И всё же мы его взяли. И имя у него было... Славик...

Всем сердцем любили его, совсем крохой найденного на помойке за рынком. Таскали игрушки, книжки, завели собаку, ходили гулять всей семьей, катались на горках, ездили на море, когда была возможность... и покупали мороженое. Столько, сколько бы не попросил. Берегли его как могли.

Да не уберегли. Наркомания... Яд, растлевающий душу. Славки вновь с нами не стало. А вскоре не стало и жены. Остались только мы с Танюхой.

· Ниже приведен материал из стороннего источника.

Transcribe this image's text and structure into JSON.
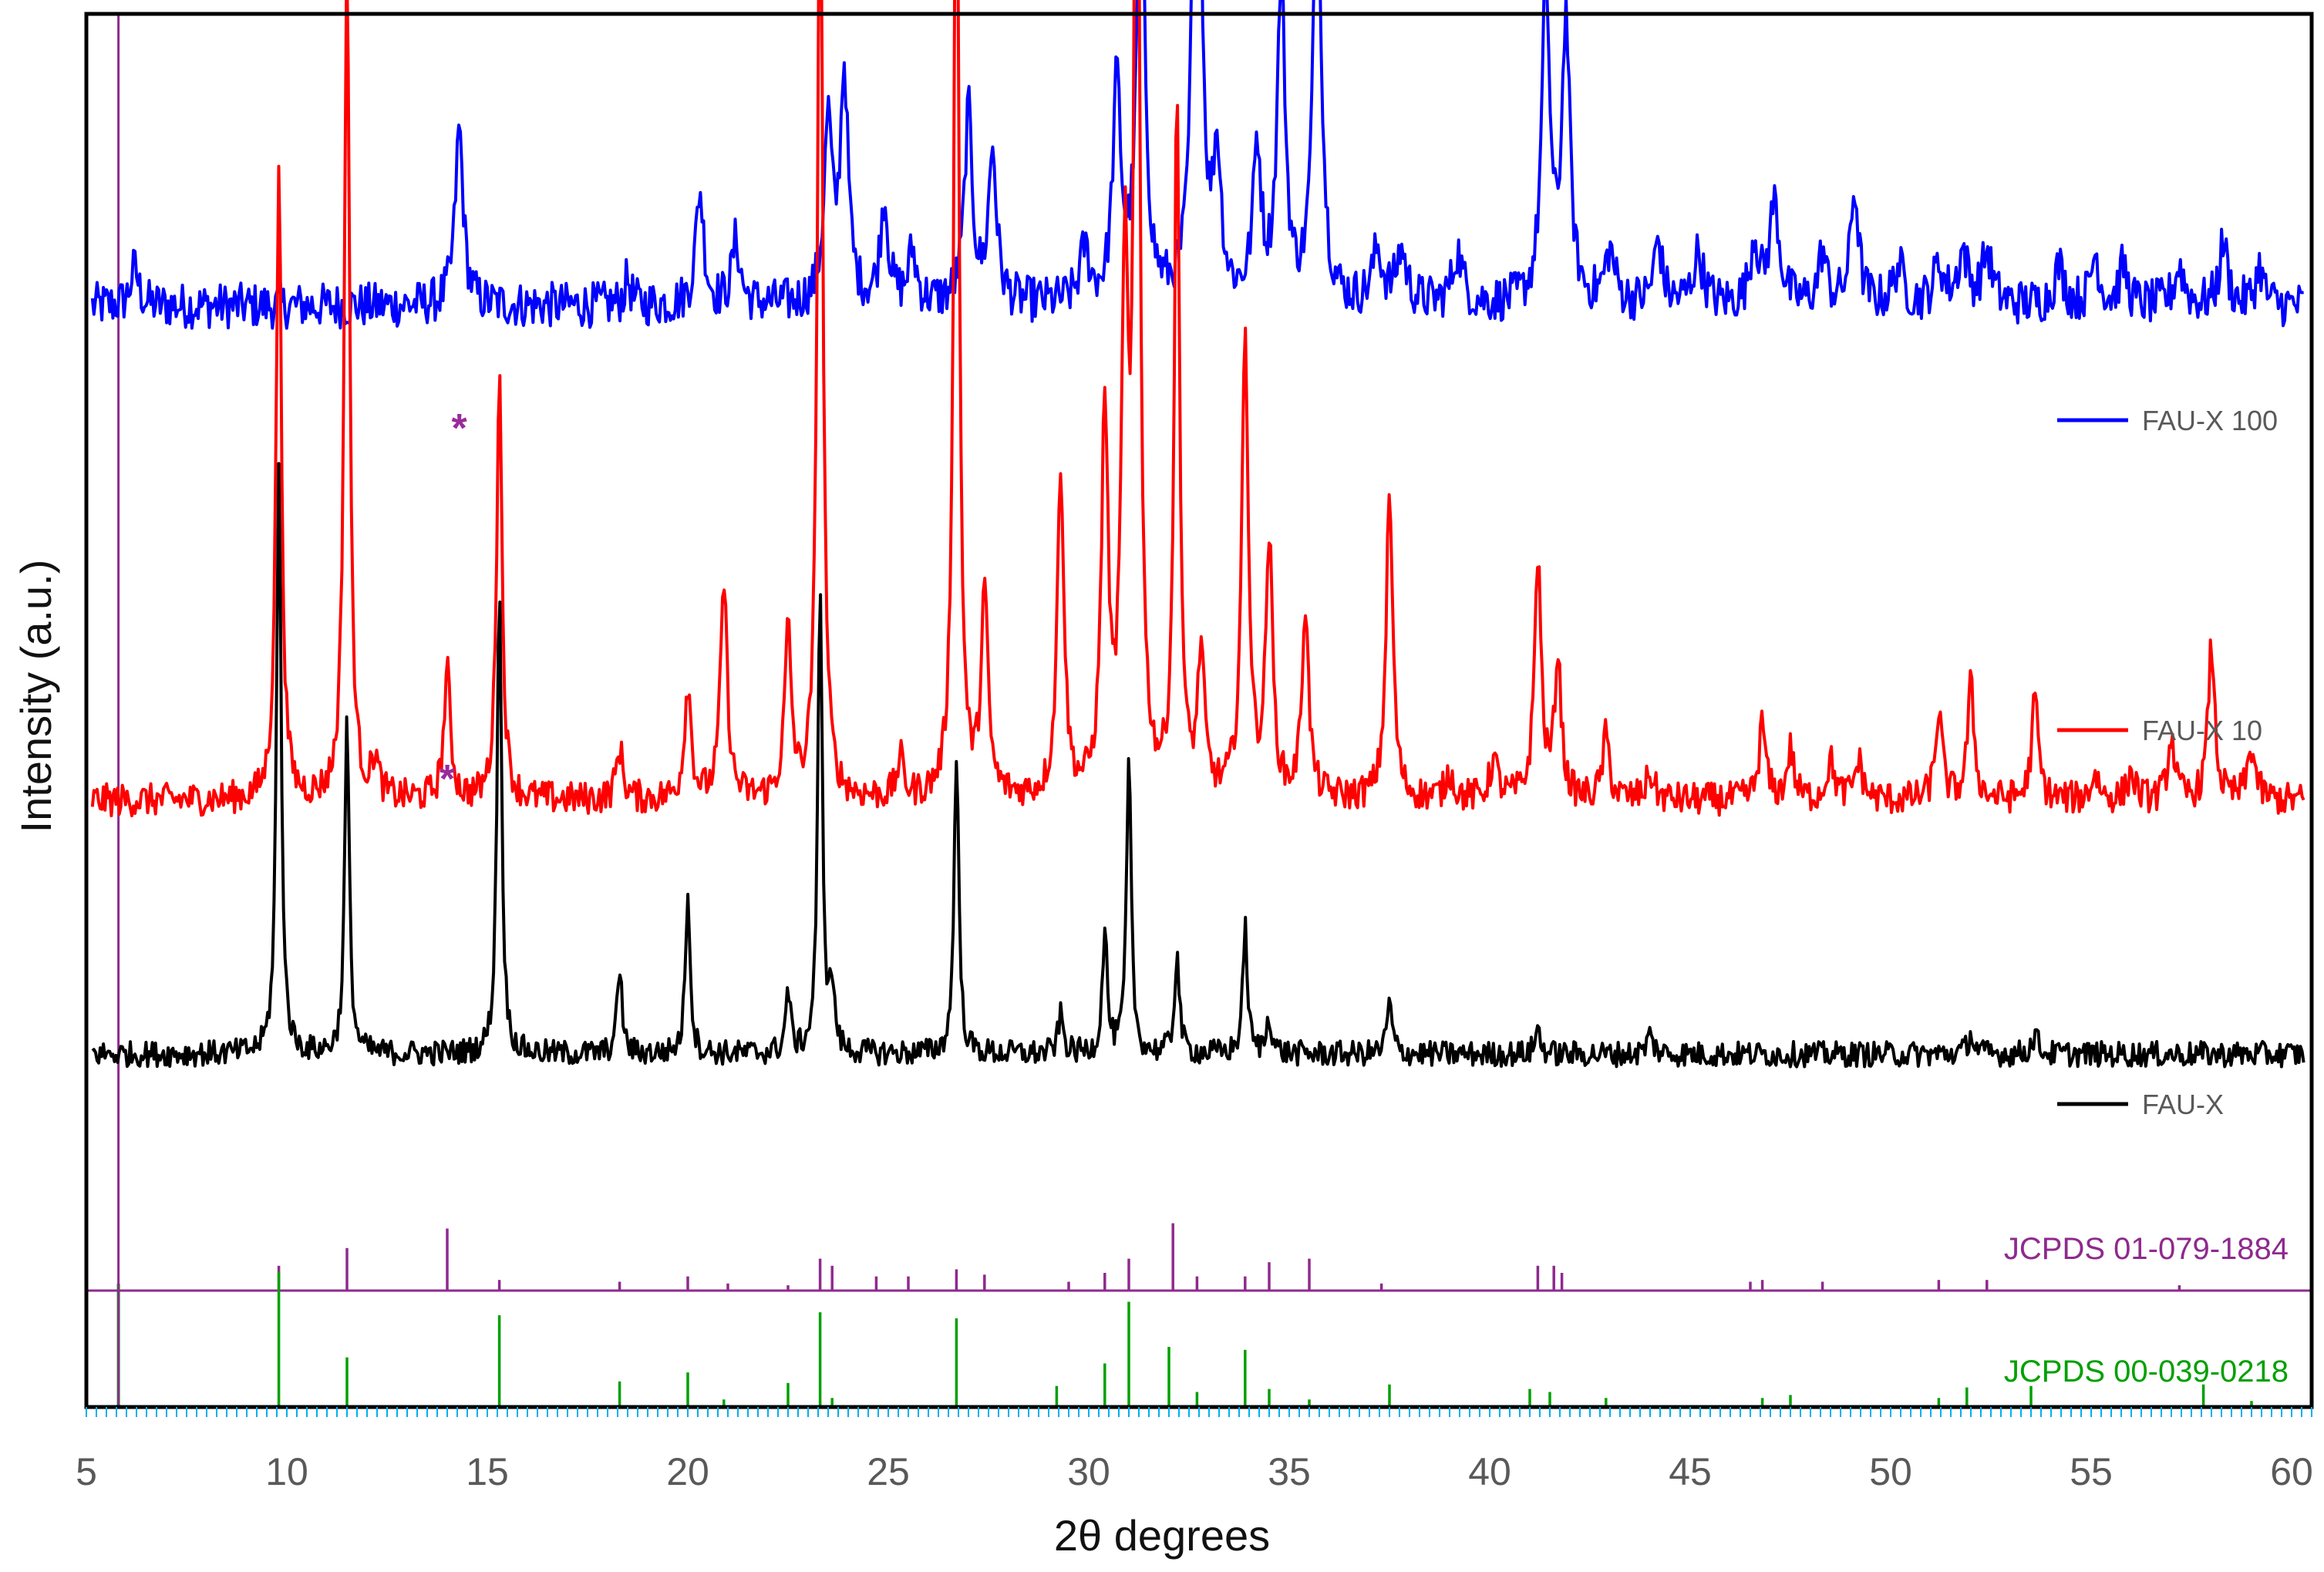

Я много думал о том, что совершил, пытаясь изменить мне предначертанное. Уехал, сменил фамилию, решив, что это поможет изменить написанное на роду. Постарался забыть обо всем, что напоминало мне прежнюю жизнь. С сестрой и братом после смерти мамы почти не общался.

- Я женюсь, – однажды сказала Таня, тихо подойдя ко мне и присев на край кресла.
- Как его зовут? – спокойно спросил я.
- Андрей..., – как то странно произнесла она.
- А фамилия?
Таня замолчала.
- Что-то не так? – спросил я.
- Пап, ты не обижайся...

В голове просвистели мысли о самом худшем, – он иностранец и вскоре увезет мое единственное  сокровище куда-нибудь далеко-далеко и я останусь совсем один в этом чужом и холодном мире.

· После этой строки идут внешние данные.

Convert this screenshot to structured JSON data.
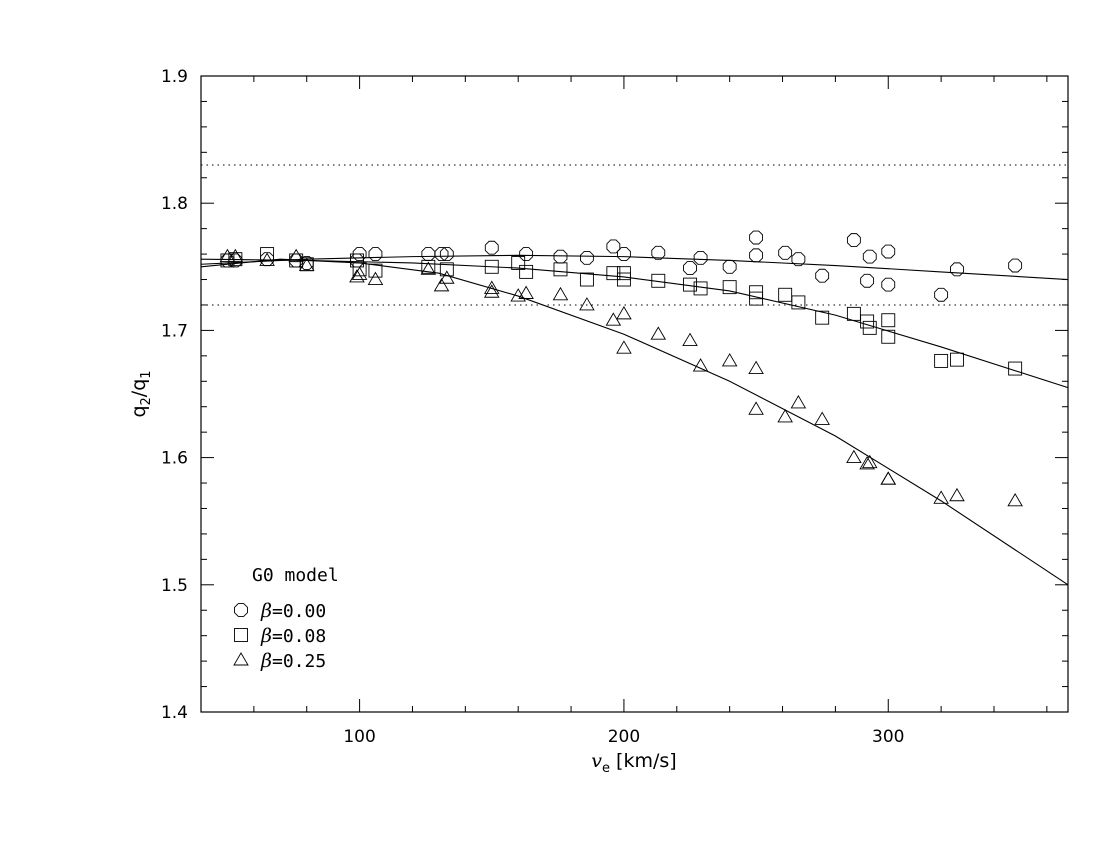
{
  "chart_data": {
    "type": "scatter",
    "title": "",
    "xlabel": "v",
    "xlabel_sub": "e",
    "xlabel_unit": " [km/s]",
    "ylabel_base": "q",
    "ylabel_sub1": "2",
    "ylabel_slash": "/q",
    "ylabel_sub2": "1",
    "xlim": [
      40,
      368
    ],
    "ylim": [
      1.4,
      1.9
    ],
    "xticks_major": [
      100,
      200,
      300
    ],
    "xticks_minor_step": 20,
    "yticks_major": [
      1.4,
      1.5,
      1.6,
      1.7,
      1.8,
      1.9
    ],
    "yticks_labels": [
      "1.4",
      "1.5",
      "1.6",
      "1.7",
      "1.8",
      "1.9"
    ],
    "yticks_minor_step": 0.02,
    "grid": false,
    "reference_lines": [
      1.83,
      1.72
    ],
    "legend": {
      "title": "G0 model",
      "placement": "bottom-left",
      "entries": [
        {
          "symbol": "circle",
          "beta_label": "β",
          "value_label": "=0.00"
        },
        {
          "symbol": "square",
          "beta_label": "β",
          "value_label": "=0.08"
        },
        {
          "symbol": "triangle",
          "beta_label": "β",
          "value_label": "=0.25"
        }
      ]
    },
    "series": [
      {
        "symbol": "circle",
        "points": [
          [
            50,
            1.755
          ],
          [
            53,
            1.755
          ],
          [
            65,
            1.756
          ],
          [
            76,
            1.755
          ],
          [
            80,
            1.753
          ],
          [
            99,
            1.755
          ],
          [
            100,
            1.76
          ],
          [
            106,
            1.76
          ],
          [
            126,
            1.76
          ],
          [
            131,
            1.76
          ],
          [
            133,
            1.76
          ],
          [
            150,
            1.765
          ],
          [
            163,
            1.76
          ],
          [
            176,
            1.758
          ],
          [
            186,
            1.757
          ],
          [
            196,
            1.766
          ],
          [
            200,
            1.76
          ],
          [
            213,
            1.761
          ],
          [
            225,
            1.749
          ],
          [
            229,
            1.757
          ],
          [
            240,
            1.75
          ],
          [
            250,
            1.773
          ],
          [
            250,
            1.759
          ],
          [
            261,
            1.761
          ],
          [
            266,
            1.756
          ],
          [
            275,
            1.743
          ],
          [
            287,
            1.771
          ],
          [
            292,
            1.739
          ],
          [
            293,
            1.758
          ],
          [
            300,
            1.762
          ],
          [
            300,
            1.736
          ],
          [
            320,
            1.728
          ],
          [
            326,
            1.748
          ],
          [
            348,
            1.751
          ]
        ],
        "fit": [
          [
            40,
            1.752
          ],
          [
            80,
            1.756
          ],
          [
            120,
            1.758
          ],
          [
            160,
            1.759
          ],
          [
            200,
            1.758
          ],
          [
            240,
            1.755
          ],
          [
            280,
            1.751
          ],
          [
            320,
            1.746
          ],
          [
            368,
            1.74
          ]
        ]
      },
      {
        "symbol": "square",
        "points": [
          [
            50,
            1.755
          ],
          [
            53,
            1.756
          ],
          [
            65,
            1.76
          ],
          [
            76,
            1.755
          ],
          [
            80,
            1.752
          ],
          [
            99,
            1.755
          ],
          [
            100,
            1.748
          ],
          [
            106,
            1.747
          ],
          [
            126,
            1.75
          ],
          [
            133,
            1.748
          ],
          [
            150,
            1.75
          ],
          [
            160,
            1.753
          ],
          [
            163,
            1.746
          ],
          [
            176,
            1.748
          ],
          [
            186,
            1.74
          ],
          [
            196,
            1.745
          ],
          [
            200,
            1.745
          ],
          [
            200,
            1.74
          ],
          [
            213,
            1.739
          ],
          [
            225,
            1.736
          ],
          [
            229,
            1.733
          ],
          [
            240,
            1.734
          ],
          [
            250,
            1.725
          ],
          [
            250,
            1.73
          ],
          [
            261,
            1.728
          ],
          [
            266,
            1.722
          ],
          [
            275,
            1.71
          ],
          [
            287,
            1.713
          ],
          [
            292,
            1.707
          ],
          [
            293,
            1.702
          ],
          [
            300,
            1.695
          ],
          [
            300,
            1.708
          ],
          [
            320,
            1.676
          ],
          [
            326,
            1.677
          ],
          [
            348,
            1.67
          ]
        ],
        "fit": [
          [
            40,
            1.756
          ],
          [
            80,
            1.755
          ],
          [
            120,
            1.753
          ],
          [
            160,
            1.749
          ],
          [
            200,
            1.742
          ],
          [
            240,
            1.731
          ],
          [
            280,
            1.712
          ],
          [
            320,
            1.687
          ],
          [
            368,
            1.655
          ]
        ]
      },
      {
        "symbol": "triangle",
        "points": [
          [
            50,
            1.758
          ],
          [
            53,
            1.758
          ],
          [
            65,
            1.755
          ],
          [
            76,
            1.758
          ],
          [
            80,
            1.751
          ],
          [
            99,
            1.742
          ],
          [
            100,
            1.744
          ],
          [
            106,
            1.74
          ],
          [
            126,
            1.748
          ],
          [
            131,
            1.735
          ],
          [
            133,
            1.741
          ],
          [
            150,
            1.73
          ],
          [
            150,
            1.733
          ],
          [
            160,
            1.727
          ],
          [
            163,
            1.729
          ],
          [
            176,
            1.728
          ],
          [
            186,
            1.72
          ],
          [
            196,
            1.708
          ],
          [
            200,
            1.713
          ],
          [
            200,
            1.686
          ],
          [
            213,
            1.697
          ],
          [
            225,
            1.692
          ],
          [
            229,
            1.672
          ],
          [
            240,
            1.676
          ],
          [
            250,
            1.67
          ],
          [
            250,
            1.638
          ],
          [
            261,
            1.632
          ],
          [
            266,
            1.643
          ],
          [
            275,
            1.63
          ],
          [
            287,
            1.6
          ],
          [
            292,
            1.595
          ],
          [
            293,
            1.596
          ],
          [
            300,
            1.583
          ],
          [
            300,
            1.583
          ],
          [
            320,
            1.568
          ],
          [
            326,
            1.57
          ],
          [
            348,
            1.566
          ]
        ],
        "fit": [
          [
            40,
            1.75
          ],
          [
            70,
            1.756
          ],
          [
            100,
            1.753
          ],
          [
            130,
            1.745
          ],
          [
            160,
            1.727
          ],
          [
            200,
            1.697
          ],
          [
            240,
            1.66
          ],
          [
            280,
            1.617
          ],
          [
            320,
            1.566
          ],
          [
            368,
            1.5
          ]
        ]
      }
    ]
  }
}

- В общем, я буду... Иванова.

Я взглянул на дочь. Взрослая совсем. Впереди целая жизнь. Кто знает какой она будет? Можем ли спланировать или предсказать судьбу? Что предстоит пережить дочке? Мне не хватило терпения в свое время, не хватило понимания, любви к отцу и заботы. Хватит ли ей сил прожить эту жизнь, не от чего не убегая, встречая, посылаемое сверху, с благодарность, смирением и любовью?

- Видимо, всё возвращается на круги своя..., – прошептал я, глядя в окно, и улыбнулся, еле сдерживая слёзы, – будьте с ним счастливы. И будьте терпеливы друг к другу.